SOL & CONTEMPLAÇÃO

Imitarei o sol,

Que dá licença para as vulgares e licenciosas nuvens

Eclipsarem sua beleza para o mundo,

E que, quando deseja de novo ser si mesmo,

Sendo por todos ansiado, é ainda mais festejado

Ao romper por entre o feio e sórdido véu

De vapores que pareciam ter seus raios estrangulado.

Se o ano todo fossem rejubilantes feriados,

Recrear-se seria tedioso como trabalhar;

Mas quando eles vêm raro, são bastante esperados,

E acolhidos como dádiva oportuna.

É assim então que,

Quando eu deitar de lado a folga,

Deixando de ser sempre folgado,

Pagando de modo inesperado

A dívida da qual era o tributário,

Quão melhor não me mostrarei

Que meu próprio hábito,

Tanto me esforcei para frustrar expectativas!

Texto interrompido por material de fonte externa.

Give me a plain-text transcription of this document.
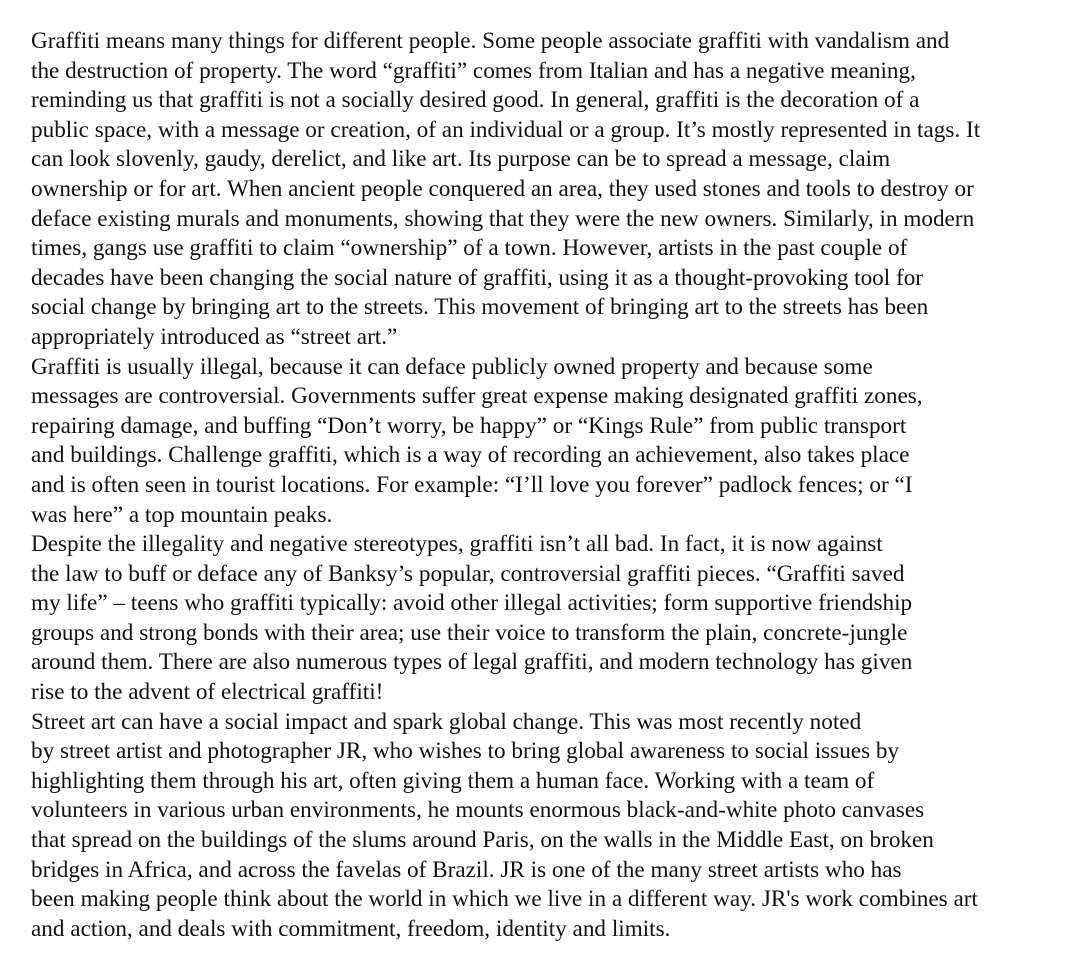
Graffiti means many things for different people. Some people associate graffiti with vandalism and
the destruction of property. The word “graffiti” comes from Italian and has a negative meaning,
reminding us that graffiti is not a socially desired good. In general, graffiti is the decoration of a
public space, with a message or creation, of an individual or a group. It’s mostly represented in tags. It
can look slovenly, gaudy, derelict, and like art. Its purpose can be to spread a message, claim
ownership or for art. When ancient people conquered an area, they used stones and tools to destroy or
deface existing murals and monuments, showing that they were the new owners. Similarly, in modern
times, gangs use graffiti to claim “ownership” of a town. However, artists in the past couple of
decades have been changing the social nature of graffiti, using it as a thought-provoking tool for
social change by bringing art to the streets. This movement of bringing art to the streets has been
appropriately introduced as “street art.”
Graffiti is usually illegal, because it can deface publicly owned property and because some
messages are controversial. Governments suffer great expense making designated graffiti zones,
repairing damage, and buffing “Don’t worry, be happy” or “Kings Rule” from public transport
and buildings. Challenge graffiti, which is a way of recording an achievement, also takes place
and is often seen in tourist locations. For example: “I’ll love you forever” padlock fences; or “I
was here” a top mountain peaks.
Despite the illegality and negative stereotypes, graffiti isn’t all bad. In fact, it is now against
the law to buff or deface any of Banksy’s popular, controversial graffiti pieces. “Graffiti saved
my life” – teens who graffiti typically: avoid other illegal activities; form supportive friendship
groups and strong bonds with their area; use their voice to transform the plain, concrete-jungle
around them. There are also numerous types of legal graffiti, and modern technology has given
rise to the advent of electrical graffiti!
Street art can have a social impact and spark global change. This was most recently noted
by street artist and photographer JR, who wishes to bring global awareness to social issues by
highlighting them through his art, often giving them a human face. Working with a team of
volunteers in various urban environments, he mounts enormous black-and-white photo canvases
that spread on the buildings of the slums around Paris, on the walls in the Middle East, on broken
bridges in Africa, and across the favelas of Brazil. JR is one of the many street artists who has
been making people think about the world in which we live in a different way. JR's work combines art
and action, and deals with commitment, freedom, identity and limits.
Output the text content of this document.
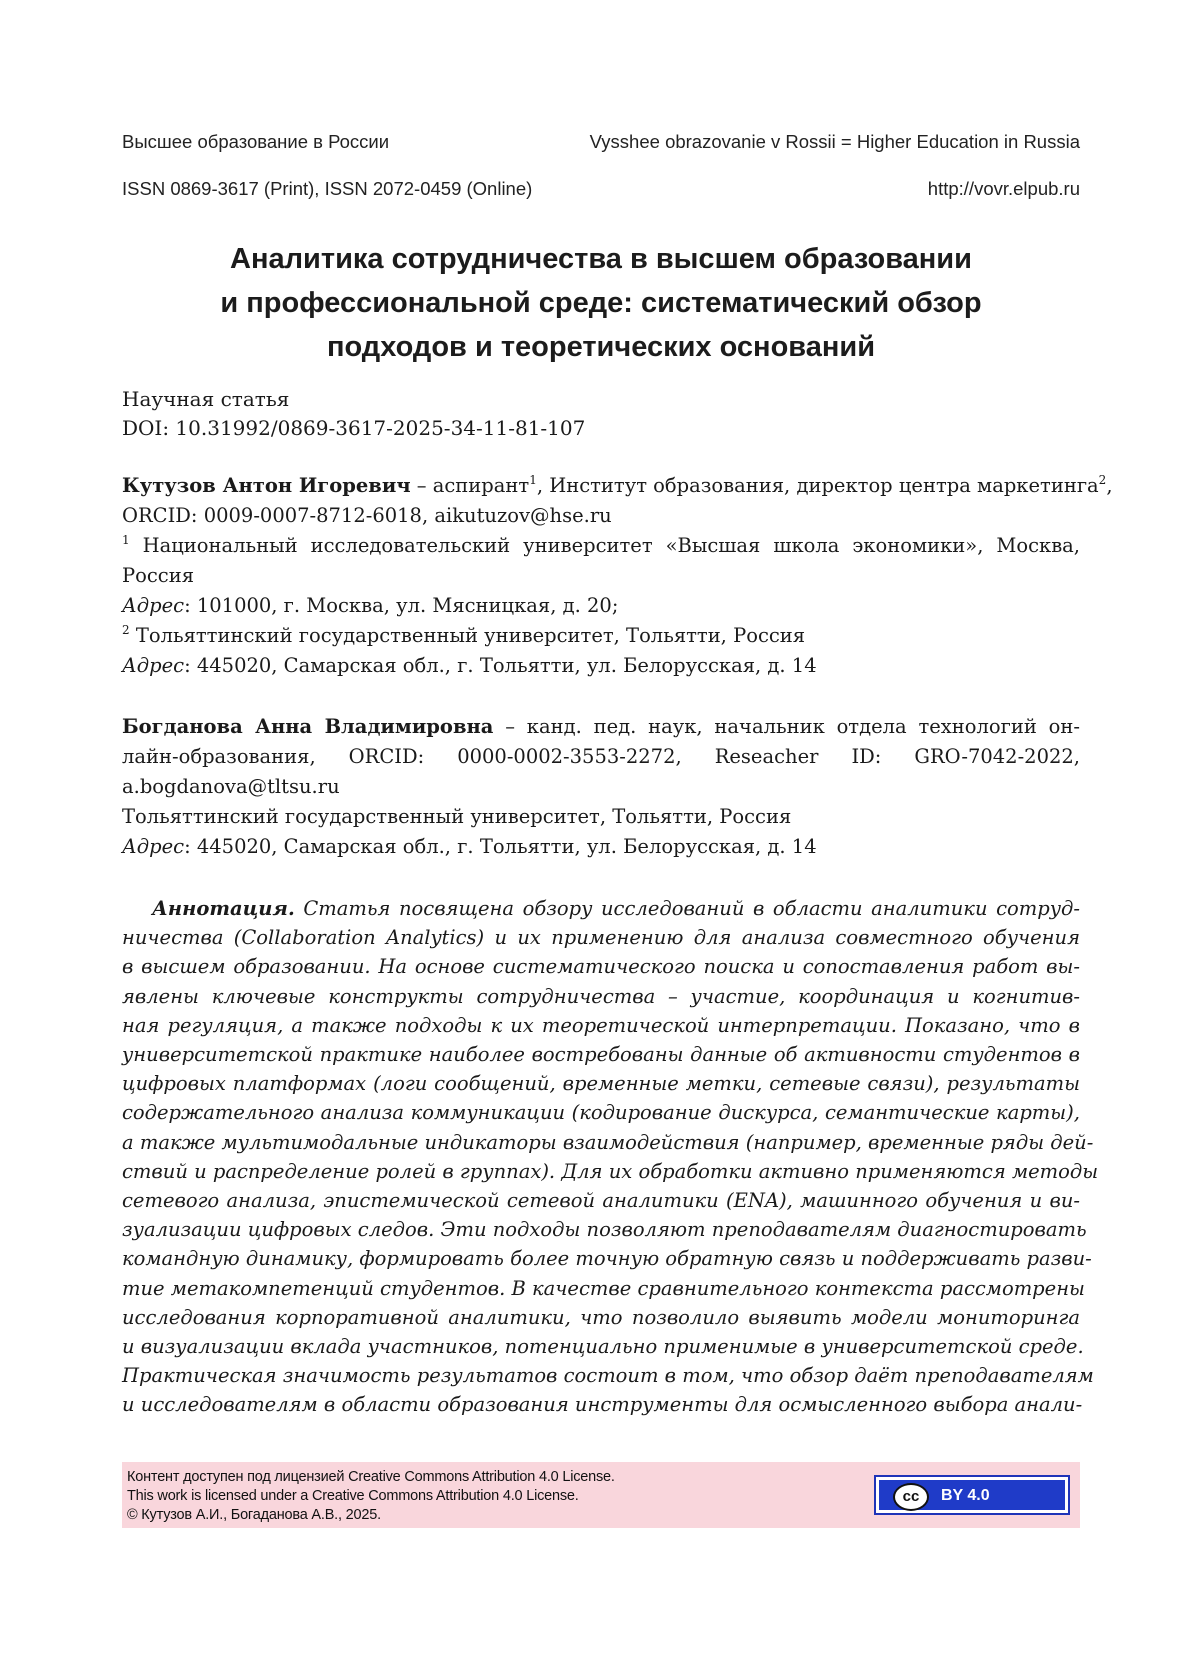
Высшее образование в России	Vysshee obrazovanie v Rossii = Higher Education in Russia
ISSN 0869-3617 (Print), ISSN 2072-0459 (Online)	http://vovr.elpub.ru
Аналитика сотрудничества в высшем образовании
и профессиональной среде: систематический обзор
подходов и теоретических оснований
Научная статья
DOI: 10.31992/0869-3617-2025-34-11-81-107
Кутузов Антон Игоревич – аспирант$^1$, Институт образования, директор центра маркетинга$^2$,
ORCID: 0009-0007-8712-6018, aikutuzov@hse.ru
$^1$ Национальный исследовательский университет «Высшая школа экономики», Москва,
Россия
Адрес: 101000, г. Москва, ул. Мясницкая, д. 20;
$^2$ Тольяттинский государственный университет, Тольятти, Россия
Адрес: 445020, Самарская обл., г. Тольятти, ул. Белорусская, д. 14
Богданова Анна Владимировна – канд. пед. наук, начальник отдела технологий он-
лайн-образования, ORCID: 0000-0002-3553-2272, Reseacher ID: GRO-7042-2022,
a.bogdanova@tltsu.ru
Тольяттинский государственный университет, Тольятти, Россия
Адрес: 445020, Самарская обл., г. Тольятти, ул. Белорусская, д. 14
Аннотация. Статья посвящена обзору исследований в области аналитики сотруд-
ничества (Collaboration Analytics) и их применению для анализа совместного обучения
в высшем образовании. На основе систематического поиска и сопоставления работ вы-
явлены ключевые конструкты сотрудничества – участие, координация и когнитив-
ная регуляция, а также подходы к их теоретической интерпретации. Показано, что в
университетской практике наиболее востребованы данные об активности студентов в
цифровых платформах (логи сообщений, временные метки, сетевые связи), результаты
содержательного анализа коммуникации (кодирование дискурса, семантические карты),
а также мультимодальные индикаторы взаимодействия (например, временные ряды дей-
ствий и распределение ролей в группах). Для их обработки активно применяются методы
сетевого анализа, эпистемической сетевой аналитики (ENA), машинного обучения и ви-
зуализации цифровых следов. Эти подходы позволяют преподавателям диагностировать
командную динамику, формировать более точную обратную связь и поддерживать разви-
тие метакомпетенций студентов. В качестве сравнительного контекста рассмотрены
исследования корпоративной аналитики, что позволило выявить модели мониторинга
и визуализации вклада участников, потенциально применимые в университетской среде.
Практическая значимость результатов состоит в том, что обзор даёт преподавателям
и исследователям в области образования инструменты для осмысленного выбора анали-
Контент доступен под лицензией Creative Commons Attribution 4.0 License.
This work is licensed under a Creative Commons Attribution 4.0 License.
© Кутузов А.И., Богаданова А.В., 2025.
cc	BY 4.0
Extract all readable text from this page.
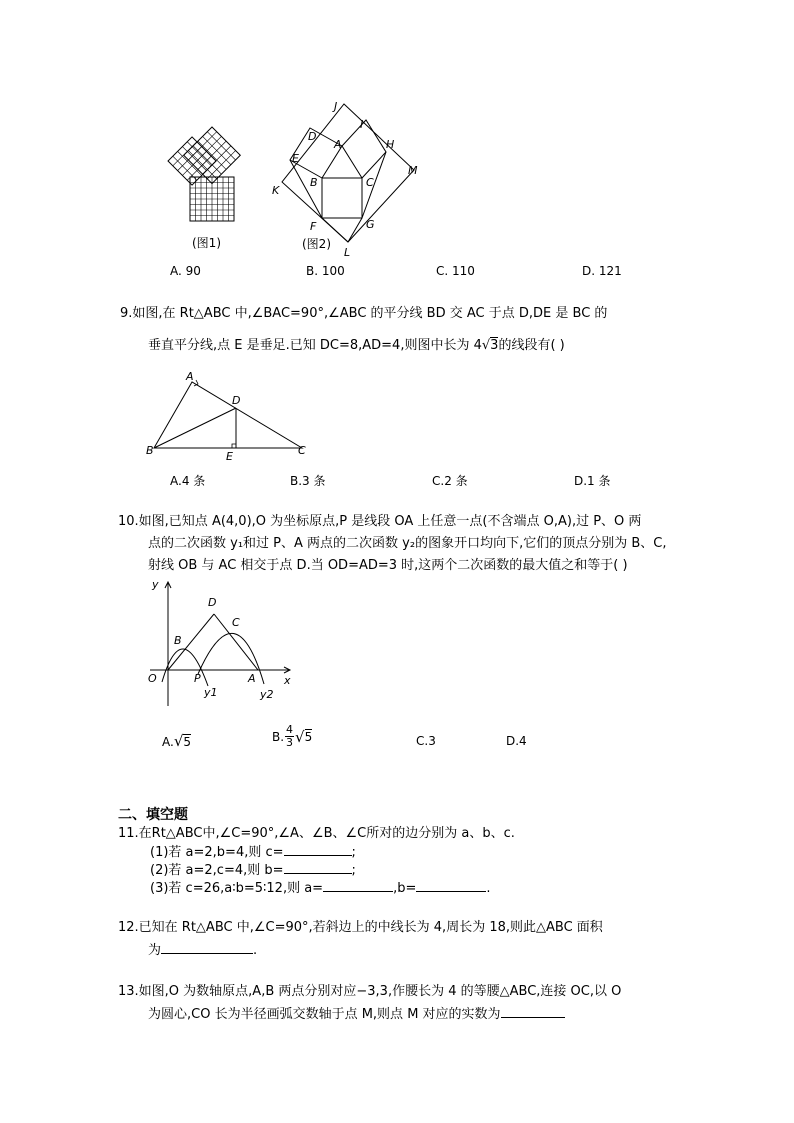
(图1)
J
I
D
A	H
E
M
B	C
K
F	G
L
(图2)
A. 90	B. 100	C. 110	D. 121
9.如图,在 Rt△ABC 中,∠BAC=90°,∠ABC 的平分线 BD 交 AC 于点 D,DE 是 BC 的
垂直平分线,点 E 是垂足.已知 DC=8,AD=4,则图中长为 4√3的线段有( )
A
D
B	E	C
A.4 条	B.3 条	C.2 条	D.1 条
10.如图,已知点 A(4,0),O 为坐标原点,P 是线段 OA 上任意一点(不含端点 O,A),过 P、O 两
点的二次函数 y₁和过 P、A 两点的二次函数 y₂的图象开口均向下,它们的顶点分别为 B、C,
射线 OB 与 AC 相交于点 D.当 OD=AD=3 时,这两个二次函数的最大值之和等于( )
y
D
C
B
O	P	A	x
y1	y2
A.√5	B. $\frac{4}{3}$ √ 5	C.3	D.4
二、填空题
11.在Rt△ABC中,∠C=90°,∠A、∠B、∠C所对的边分别为 a、b、c.
(1)若 a=2,b=4,则 c=	;
(2)若 a=2,c=4,则 b=	;
(3)若 c=26,a∶b=5∶12,则 a=	,b=	.
12.已知在 Rt△ABC 中,∠C=90°,若斜边上的中线长为 4,周长为 18,则此△ABC 面积
为	.
13.如图,O 为数轴原点,A,B 两点分别对应−3,3,作腰长为 4 的等腰△ABC,连接 OC,以 O
为圆心,CO 长为半径画弧交数轴于点 M,则点 M 对应的实数为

E como metal brilhante em solo esquálido,

Minha redenção, contrastando com minhas faltas,

Parecerá ’inda melhor e atrairá muito mais fãs

Que as qualidades constantes, sem máscara.

Ofenderei os olhos e o tato com cuidado

Par’enfim converter a ofensa em agrado,

Recuperando o que já davam por perdido.

(Tradução do monólogo do Príncipe Henrique, no final da CENA II, PRIMEIRO ATO de HENRY IV, First Part.)